Bill Fine, president of Artnet online art resource and database, was also among the meagre stream of visitors to the controversial show that features 25 works on metal, canvas and Japanese Yupo paper.
“The artworks pulsate with colour, deep reds, ultramarine blues, and gold leaf… Most seem allegorical, steeped in mythology, symbolism, and personal history. Snakes twirl their bodies around totems,” according to Artnet News.
After 15 November, the exhibit will move to the Berges’ gallery in Berlin. “One of the things that I never anticipated was the political irrationality that people can have,” Weighing in on the controversy that Hunter Biden’s art show has been steeped in, Berges was cited by the outlet as saying:
“There are the blind, predetermined judgements, not just of Hunter, but of myself. If people objectively look at his work, it’s great work. And the majority of people they come in and they’re like, ‘Wow, I didn’t expect this!’”

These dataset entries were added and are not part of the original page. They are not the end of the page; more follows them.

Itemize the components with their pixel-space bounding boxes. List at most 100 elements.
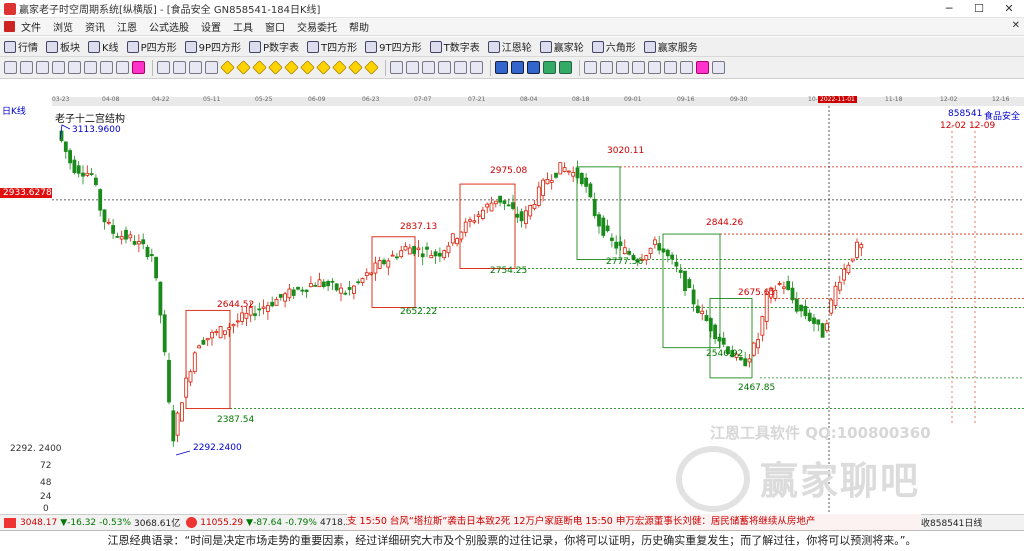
settings-tool-icon[interactable]: [664, 61, 677, 74]
gann-diamond-icon[interactable]: [236, 60, 251, 75]
filter-tool-icon[interactable]: [680, 61, 693, 74]
candle-body: [188, 371, 193, 383]
tb-gann-wheel[interactable]: 江恩轮: [487, 39, 532, 54]
tb-winner-wheel[interactable]: 赢家轮: [539, 39, 584, 54]
print-tool-icon[interactable]: [511, 61, 524, 74]
pie-tool-icon[interactable]: [696, 61, 709, 74]
candle-body: [334, 283, 339, 291]
candle-body: [158, 281, 163, 316]
gann-diamond-icon[interactable]: [332, 60, 347, 75]
gann-diamond-icon[interactable]: [316, 60, 331, 75]
price-label: 2837.13: [400, 222, 438, 232]
menu-tools[interactable]: 工具: [227, 19, 259, 34]
service-icon: [643, 40, 656, 53]
candle-body: [89, 173, 94, 176]
tb-p-square[interactable]: P四方形: [126, 39, 177, 54]
menu-window[interactable]: 窗口: [259, 19, 291, 34]
menu-settings[interactable]: 设置: [195, 19, 227, 34]
layout-tool-icon[interactable]: [648, 61, 661, 74]
candle-body: [850, 258, 855, 262]
zoom-tool-icon[interactable]: [20, 61, 33, 74]
window-controls: ─ ☐ ✕: [934, 0, 1024, 18]
back-tool-icon[interactable]: [189, 61, 202, 74]
tb-9p-square[interactable]: 9P四方形: [184, 39, 241, 54]
tb-kline[interactable]: K线: [88, 39, 119, 54]
cursor-tool-icon[interactable]: [4, 61, 17, 74]
price-label: 2844.26: [706, 218, 744, 228]
menu-help[interactable]: 帮助: [343, 19, 375, 34]
p-table-icon: [249, 40, 261, 53]
candle-body: [691, 289, 696, 305]
gann-diamond-icon[interactable]: [348, 60, 363, 75]
car-tool-icon[interactable]: [543, 61, 556, 74]
menu-formula[interactable]: 公式选股: [143, 19, 195, 34]
gann-diamond-icon[interactable]: [268, 60, 283, 75]
minimize-button[interactable]: ─: [934, 0, 964, 18]
maximize-button[interactable]: ☐: [964, 0, 994, 18]
gann-diamond-icon[interactable]: [220, 60, 235, 75]
tb-t-square[interactable]: T四方形: [307, 39, 357, 54]
bars-tool-icon[interactable]: [52, 61, 65, 74]
copy-tool-icon[interactable]: [527, 61, 540, 74]
tb-9t-square[interactable]: 9T四方形: [365, 39, 422, 54]
menu-news[interactable]: 资讯: [79, 19, 111, 34]
candle-body: [554, 172, 558, 178]
tb-p-table[interactable]: P数字表: [249, 39, 299, 54]
gann-diamond-icon[interactable]: [284, 60, 299, 75]
prev-tool-icon[interactable]: [157, 61, 170, 74]
chart-tool-icon[interactable]: [36, 61, 49, 74]
ratio-tool-icon[interactable]: [100, 61, 113, 74]
candle-body: [743, 358, 748, 367]
winner-wheel-icon: [539, 40, 552, 53]
trend-tool-icon[interactable]: [422, 61, 435, 74]
candle-body: [399, 250, 404, 258]
candle-tool-icon[interactable]: [68, 61, 81, 74]
line-tool-icon[interactable]: [84, 61, 97, 74]
candle-body: [601, 217, 606, 236]
news-ticker[interactable]: 支 15:50 台风“塔拉斯”袭击日本致2死 12万户家庭断电 15:50 申万…: [347, 514, 921, 530]
save-tool-icon[interactable]: [495, 61, 508, 74]
fib-tool-icon[interactable]: [438, 61, 451, 74]
y-axis-0: 0: [43, 504, 49, 514]
kline-icon: [88, 40, 100, 53]
menu-trade[interactable]: 交易委托: [291, 19, 343, 34]
tb-sectors[interactable]: 板块: [46, 39, 80, 54]
chart-area[interactable]: 日K线 老子十二宫结构 858541 食品安全 12-02 12-09 2933…: [0, 106, 1024, 514]
close-button[interactable]: ✕: [994, 0, 1024, 18]
tb-service[interactable]: 赢家服务: [643, 39, 698, 54]
list-tool-icon[interactable]: [600, 61, 613, 74]
gann-diamond-icon[interactable]: [300, 60, 315, 75]
cycle-tool-icon[interactable]: [116, 61, 129, 74]
text-tool-icon[interactable]: [454, 61, 467, 74]
date-label: 05-11: [203, 96, 221, 103]
candle-body: [102, 209, 107, 223]
candle-body: [72, 159, 77, 173]
menu-file[interactable]: 文件: [15, 19, 47, 34]
candle-body: [205, 337, 210, 341]
next-tool-icon[interactable]: [173, 61, 186, 74]
tb-t-table[interactable]: T数字表: [429, 39, 480, 54]
gann-diamond-icon[interactable]: [252, 60, 267, 75]
price-label: 2546.92: [706, 349, 744, 359]
candle-body: [304, 289, 309, 292]
candle-body: [489, 202, 494, 212]
tb-hexagon[interactable]: 六角形: [591, 39, 636, 54]
gann-diamond-icon[interactable]: [364, 60, 379, 75]
brush-tool-icon[interactable]: [470, 61, 483, 74]
candle-body: [244, 312, 249, 319]
marker-tool-icon[interactable]: [132, 61, 145, 74]
forward-tool-icon[interactable]: [205, 61, 218, 74]
table-tool-icon[interactable]: [616, 61, 629, 74]
hand-tool-icon[interactable]: [390, 61, 403, 74]
infinity-tool-icon[interactable]: [712, 61, 725, 74]
cross-tool-icon[interactable]: [406, 61, 419, 74]
menu-browse[interactable]: 浏览: [47, 19, 79, 34]
candle-body: [63, 141, 68, 152]
window-tool-icon[interactable]: [632, 61, 645, 74]
grid-tool-icon[interactable]: [584, 61, 597, 74]
candle-body: [696, 305, 700, 313]
menu-gann[interactable]: 江恩: [111, 19, 143, 34]
chart-type-icon[interactable]: [559, 61, 572, 74]
mdi-close-button[interactable]: ✕: [1012, 20, 1020, 31]
tb-quotes[interactable]: 行情: [4, 39, 38, 54]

The pricey debut artwork produced by the President’s second son, who never had any artistic background and was at a loss to secure a gallery to exhibit his works before 2020, has raised red flags for many critics. Hunter Biden’s name has been steeped in controversy throughout late 2020 as the November presidential elections pitted his father, former Vice-President Joe Biden against Donald Trump, who was seeking reelection.

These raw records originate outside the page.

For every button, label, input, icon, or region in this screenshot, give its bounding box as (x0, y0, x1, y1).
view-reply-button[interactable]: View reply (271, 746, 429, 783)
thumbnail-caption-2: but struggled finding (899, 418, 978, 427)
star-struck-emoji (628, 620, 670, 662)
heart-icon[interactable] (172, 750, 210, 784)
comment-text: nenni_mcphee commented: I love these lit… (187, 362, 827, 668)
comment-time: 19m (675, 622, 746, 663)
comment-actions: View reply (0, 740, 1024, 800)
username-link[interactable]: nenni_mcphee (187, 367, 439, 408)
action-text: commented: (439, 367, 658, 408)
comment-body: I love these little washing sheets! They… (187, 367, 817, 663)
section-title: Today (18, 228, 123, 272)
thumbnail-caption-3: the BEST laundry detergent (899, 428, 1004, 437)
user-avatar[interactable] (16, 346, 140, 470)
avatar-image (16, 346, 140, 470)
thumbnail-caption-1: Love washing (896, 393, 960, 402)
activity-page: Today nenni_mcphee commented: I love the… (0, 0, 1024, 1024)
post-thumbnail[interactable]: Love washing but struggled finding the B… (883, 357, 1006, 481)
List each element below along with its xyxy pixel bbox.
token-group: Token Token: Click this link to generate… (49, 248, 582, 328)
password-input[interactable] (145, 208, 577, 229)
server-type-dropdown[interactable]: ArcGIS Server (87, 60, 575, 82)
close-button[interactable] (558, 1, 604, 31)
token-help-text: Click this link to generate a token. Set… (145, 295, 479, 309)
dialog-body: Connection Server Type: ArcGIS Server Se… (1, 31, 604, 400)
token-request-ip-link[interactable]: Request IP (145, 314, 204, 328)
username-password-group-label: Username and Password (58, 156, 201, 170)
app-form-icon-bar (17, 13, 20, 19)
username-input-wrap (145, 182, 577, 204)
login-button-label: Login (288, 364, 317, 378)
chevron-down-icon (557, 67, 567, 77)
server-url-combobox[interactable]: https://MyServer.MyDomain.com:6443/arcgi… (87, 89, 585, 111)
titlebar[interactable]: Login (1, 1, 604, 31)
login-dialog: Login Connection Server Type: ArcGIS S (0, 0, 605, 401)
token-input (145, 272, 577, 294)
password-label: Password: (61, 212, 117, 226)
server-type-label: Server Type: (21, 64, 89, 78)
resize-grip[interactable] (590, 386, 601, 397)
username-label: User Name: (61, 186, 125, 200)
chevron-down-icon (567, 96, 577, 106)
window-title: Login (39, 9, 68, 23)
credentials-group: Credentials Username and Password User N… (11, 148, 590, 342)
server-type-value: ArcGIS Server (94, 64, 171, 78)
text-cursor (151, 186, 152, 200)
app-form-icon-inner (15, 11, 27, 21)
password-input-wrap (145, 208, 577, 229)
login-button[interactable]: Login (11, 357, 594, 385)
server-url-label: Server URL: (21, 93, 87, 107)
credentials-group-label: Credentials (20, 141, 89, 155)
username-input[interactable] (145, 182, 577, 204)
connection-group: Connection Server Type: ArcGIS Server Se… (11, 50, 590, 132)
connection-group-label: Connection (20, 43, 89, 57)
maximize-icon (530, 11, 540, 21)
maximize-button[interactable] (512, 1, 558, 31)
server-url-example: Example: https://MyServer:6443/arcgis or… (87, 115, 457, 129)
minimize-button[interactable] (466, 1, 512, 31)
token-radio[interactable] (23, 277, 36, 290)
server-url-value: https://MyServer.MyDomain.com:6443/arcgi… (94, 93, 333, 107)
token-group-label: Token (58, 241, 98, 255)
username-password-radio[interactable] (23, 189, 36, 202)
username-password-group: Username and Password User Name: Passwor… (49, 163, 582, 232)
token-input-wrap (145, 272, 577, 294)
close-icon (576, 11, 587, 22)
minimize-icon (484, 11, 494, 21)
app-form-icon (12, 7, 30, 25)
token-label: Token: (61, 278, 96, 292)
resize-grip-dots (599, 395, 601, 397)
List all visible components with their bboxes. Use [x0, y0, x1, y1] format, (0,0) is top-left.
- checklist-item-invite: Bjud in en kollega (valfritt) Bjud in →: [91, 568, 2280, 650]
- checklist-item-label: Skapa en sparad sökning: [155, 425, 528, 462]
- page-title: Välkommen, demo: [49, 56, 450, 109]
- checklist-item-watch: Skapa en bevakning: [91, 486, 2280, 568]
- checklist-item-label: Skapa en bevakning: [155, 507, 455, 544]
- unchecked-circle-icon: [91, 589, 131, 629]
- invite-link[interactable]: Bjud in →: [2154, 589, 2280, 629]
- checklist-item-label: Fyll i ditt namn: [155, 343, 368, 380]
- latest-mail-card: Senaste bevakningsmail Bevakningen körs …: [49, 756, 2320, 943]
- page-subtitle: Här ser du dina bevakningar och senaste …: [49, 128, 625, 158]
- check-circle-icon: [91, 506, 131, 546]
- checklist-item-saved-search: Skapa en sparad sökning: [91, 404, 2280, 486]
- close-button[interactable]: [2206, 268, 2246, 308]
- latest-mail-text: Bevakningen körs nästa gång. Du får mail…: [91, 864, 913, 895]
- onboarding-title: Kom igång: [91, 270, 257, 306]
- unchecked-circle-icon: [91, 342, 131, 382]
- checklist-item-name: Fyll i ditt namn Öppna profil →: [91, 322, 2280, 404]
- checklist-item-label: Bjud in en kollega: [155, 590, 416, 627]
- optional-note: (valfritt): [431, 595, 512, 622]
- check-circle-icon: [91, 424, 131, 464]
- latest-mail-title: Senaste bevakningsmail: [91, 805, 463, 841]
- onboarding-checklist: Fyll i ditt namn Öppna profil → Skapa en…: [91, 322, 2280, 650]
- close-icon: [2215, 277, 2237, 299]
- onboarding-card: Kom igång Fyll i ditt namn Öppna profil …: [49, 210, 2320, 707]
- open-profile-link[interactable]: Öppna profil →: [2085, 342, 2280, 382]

The New York Post had published an exposé on the alleged unethical and potentially illegal influence peddling involving Joe Biden after damning emails were taken from a laptop supposedly abandoned by Hunter Biden at a Delaware repair shop.
The documents suggested that then-Vice President Biden met Vadym Pozharskyi, an executive from the Ukrainian gas firm Burisma, less than a year before Ukraine’s then-General Prosecutor Viktor Shokin was fired at the US VP’s request. Another batch of emails ostensibly threw light on an unspecified business venture with a Chinese firm and allocation of “20 [percent] for H[unter]” and “10 percent” for “the big guy,” with Hunter Biden’s former business associate Tony Bobulinski quoted by the media as saying the “big guy” referred to Joe Biden.

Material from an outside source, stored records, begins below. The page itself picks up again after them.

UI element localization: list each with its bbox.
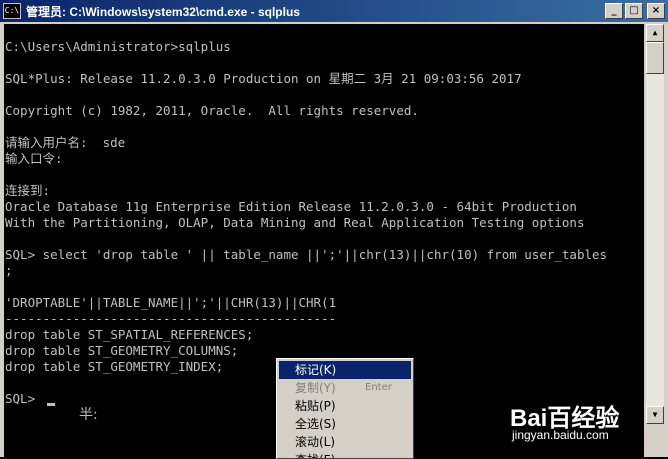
window-title: 管理员: C:\Windows\system32\cmd.exe - sqlpl… <box>26 4 300 19</box>
maximize-button[interactable]: □ <box>625 3 643 19</box>
console-line: C:\Users\Administrator>sqlplus <box>5 39 231 54</box>
console-line: Copyright (c) 1982, 2011, Oracle. All ri… <box>5 103 419 118</box>
menu-item-find[interactable]: 查找(F)... <box>279 451 411 458</box>
menu-item-label: 粘贴(P) <box>295 399 336 413</box>
baidu-watermark: Bai百经验 jingyan.baidu.com <box>508 398 668 457</box>
title-bar[interactable]: C:\ 管理员: C:\Windows\system32\cmd.exe - s… <box>0 0 668 22</box>
console-line: ----------------------------------------… <box>5 311 337 326</box>
watermark-url: jingyan.baidu.com <box>512 428 609 442</box>
menu-item-shortcut: Enter <box>365 382 392 393</box>
menu-item-label: 标记(K) <box>295 363 337 377</box>
sql-prompt: SQL> <box>5 391 43 406</box>
menu-item-copy[interactable]: 复制(Y) Enter <box>279 379 411 397</box>
menu-item-scroll[interactable]: 滚动(L) <box>279 433 411 451</box>
console-line: 连接到: <box>5 183 51 198</box>
console-line: 'DROPTABLE'||TABLE_NAME||';'||CHR(13)||C… <box>5 295 337 310</box>
close-button[interactable]: × <box>647 3 665 19</box>
console-line: drop table ST_SPATIAL_REFERENCES; <box>5 327 254 342</box>
console-line: Oracle Database 11g Enterprise Edition R… <box>5 199 577 214</box>
menu-item-label: 复制(Y) <box>295 381 336 395</box>
ime-indicator: 半: <box>79 407 98 423</box>
vertical-scrollbar[interactable]: ▲ ▼ <box>646 24 664 424</box>
menu-item-mark[interactable]: 标记(K) <box>279 361 411 379</box>
console-line: 输入口令: <box>5 151 63 166</box>
scroll-up-button[interactable]: ▲ <box>646 24 664 42</box>
text-cursor <box>47 403 55 406</box>
menu-item-label: 查找(F)... <box>295 451 347 458</box>
menu-item-label: 滚动(L) <box>295 435 336 449</box>
scroll-thumb[interactable] <box>646 42 664 74</box>
console-line: With the Partitioning, OLAP, Data Mining… <box>5 215 585 230</box>
cmd-window: C:\ 管理员: C:\Windows\system32\cmd.exe - s… <box>0 0 668 459</box>
console-line: 请输入用户名: sde <box>5 135 126 150</box>
console-line: drop table ST_GEOMETRY_INDEX; <box>5 359 224 374</box>
console-line: SQL*Plus: Release 11.2.0.3.0 Production … <box>5 71 522 86</box>
context-menu: 标记(K) 复制(Y) Enter 粘贴(P) 全选(S) 滚动(L) 查找(F… <box>276 358 414 459</box>
minimize-button[interactable]: _ <box>605 3 623 19</box>
console-line: drop table ST_GEOMETRY_COLUMNS; <box>5 343 239 358</box>
menu-item-label: 全选(S) <box>295 417 336 431</box>
menu-item-select-all[interactable]: 全选(S) <box>279 415 411 433</box>
cmd-app-icon[interactable]: C:\ <box>3 3 21 19</box>
console-line: SQL> select 'drop table ' || table_name … <box>5 247 608 262</box>
console-line: ; <box>5 263 13 278</box>
menu-item-paste[interactable]: 粘贴(P) <box>279 397 411 415</box>
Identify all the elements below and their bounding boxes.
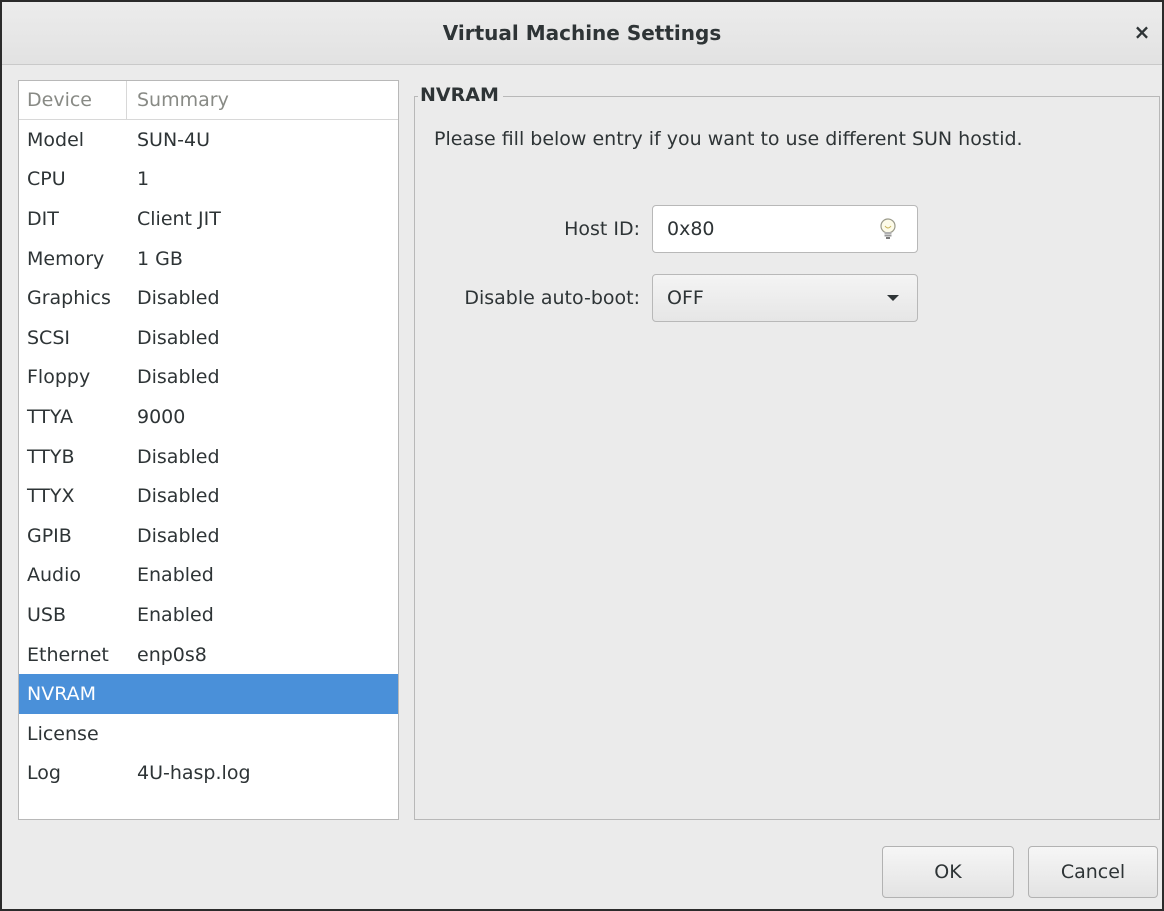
- device-summary: Disabled: [137, 326, 220, 349]
- nvram-frame-title: NVRAM: [418, 84, 503, 106]
- device-summary: 1: [137, 168, 150, 191]
- device-summary: Disabled: [137, 485, 220, 508]
- device-row-gpib[interactable]: GPIB Disabled: [19, 516, 398, 556]
- device-summary: Enabled: [137, 603, 214, 626]
- device-row-floppy[interactable]: Floppy Disabled: [19, 358, 398, 398]
- host-id-label: Host ID:: [564, 218, 640, 240]
- device-name: Ethernet: [27, 643, 109, 666]
- device-name: Log: [27, 762, 61, 785]
- device-name: CPU: [27, 168, 66, 191]
- chevron-down-icon: [887, 295, 899, 301]
- device-name: TTYA: [27, 405, 74, 428]
- device-summary: 4U-hasp.log: [137, 762, 251, 785]
- cancel-button[interactable]: Cancel: [1028, 846, 1158, 898]
- device-name: License: [27, 722, 99, 745]
- device-summary: Disabled: [137, 366, 220, 389]
- device-summary: Disabled: [137, 524, 220, 547]
- device-summary: Disabled: [137, 445, 220, 468]
- column-header-device[interactable]: Device: [19, 81, 127, 119]
- device-row-scsi[interactable]: SCSI Disabled: [19, 318, 398, 358]
- device-name: Memory: [27, 247, 105, 270]
- column-header-summary[interactable]: Summary: [127, 81, 229, 119]
- device-name: SCSI: [27, 326, 70, 349]
- device-name: Floppy: [27, 366, 91, 389]
- device-summary: Disabled: [137, 287, 220, 310]
- device-summary: Enabled: [137, 564, 214, 587]
- device-name: TTYX: [27, 485, 75, 508]
- close-button[interactable]: ×: [1128, 18, 1156, 46]
- title-bar: Virtual Machine Settings ×: [2, 2, 1162, 65]
- device-row-license[interactable]: License: [19, 714, 398, 754]
- device-row-ethernet[interactable]: Ethernet enp0s8: [19, 635, 398, 675]
- device-row-usb[interactable]: USB Enabled: [19, 595, 398, 635]
- device-summary: Client JIT: [137, 207, 221, 230]
- dialog-title: Virtual Machine Settings: [442, 21, 722, 45]
- device-row-log[interactable]: Log 4U-hasp.log: [19, 754, 398, 794]
- device-row-ttyb[interactable]: TTYB Disabled: [19, 437, 398, 477]
- device-row-memory[interactable]: Memory 1 GB: [19, 239, 398, 279]
- auto-boot-label: Disable auto-boot:: [464, 287, 640, 309]
- device-name: TTYB: [27, 445, 75, 468]
- device-row-ttya[interactable]: TTYA 9000: [19, 397, 398, 437]
- device-summary: SUN-4U: [137, 128, 211, 151]
- device-name: Model: [27, 128, 85, 151]
- device-name: NVRAM: [27, 683, 97, 706]
- device-name: GPIB: [27, 524, 72, 547]
- device-name: USB: [27, 603, 67, 626]
- device-row-ttyx[interactable]: TTYX Disabled: [19, 476, 398, 516]
- ok-button[interactable]: OK: [882, 846, 1014, 898]
- device-summary: 9000: [137, 405, 186, 428]
- device-row-cpu[interactable]: CPU 1: [19, 160, 398, 200]
- device-row-nvram[interactable]: NVRAM: [19, 674, 398, 714]
- device-list-header: Device Summary: [19, 81, 398, 120]
- auto-boot-dropdown[interactable]: OFF: [652, 274, 918, 322]
- device-summary: enp0s8: [137, 643, 207, 666]
- auto-boot-value: OFF: [667, 287, 704, 309]
- device-row-model[interactable]: Model SUN-4U: [19, 120, 398, 160]
- device-list[interactable]: Device Summary Model SUN-4U CPU 1 DIT Client …: [18, 80, 399, 820]
- device-name: DIT: [27, 207, 59, 230]
- device-summary: 1 GB: [137, 247, 183, 270]
- device-row-audio[interactable]: Audio Enabled: [19, 556, 398, 596]
- device-name: Audio: [27, 564, 82, 587]
- nvram-description: Please fill below entry if you want to u…: [434, 128, 1023, 150]
- lightbulb-icon[interactable]: [877, 217, 899, 241]
- device-name: Graphics: [27, 287, 111, 310]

To compound matters, Hunter Biden faced a probe into his taxes by the Justice Department, launched as far back as 2018 and connected to suspicious foreign transactions. However, the Biden scandal was swept under the rug with the help of the media and Silicon Valley giants. Social media companies moved to restrict access to the “laptop from hell” story, while former US intelligence officials dismissed it as likely “Russian disinformation.”
At the start of his administration, newly-elected Democratic POTUS Joe Biden vowed to avoid any perception of a conflict of interest. The Democrats had lobbed a barrage of accusations against his predecessor, former President Donald Trump, whose daughter and son-in-law, Ivanka Trump and Jared Kushner, held White House adviser jobs.
“We’re going to run this like the Obama-Biden administration. No one in our family and extended family is going to be involved in any government undertaking or foreign policy,” Biden told People magazine at the start of his tenure.
News of Hunter Biden’s burgeoning art career, complete with reports of price tags as high as $500,000 generated concernsthat people seeking to ingratiate themselves with the POTUS would be prepared to overpay for his son’s art.
In July, the First Son was quoted by the “Nota Bene: This Week in the Art World” podcast as saying he never set the prices.
“Look, man, I never set my prices — what my art was going to cost, what it costs or how much it would be priced at. I would be amazed, you know, if my art had sold at, um, you know, for $10,” he said.
The Post earlier revealed that Hunter Biden had already sold five paintings at $75,000 each – a fact that Georges Berges denied. Earlier in October, the White House insisted it had an infallible plan to prevent influence-peddling that required Berges to keep the identities of buyers of Hunter Biden’s artwork secret from the WH. However, critics denounced the plan as flawed because buyers’ names would surely be leaked publicly.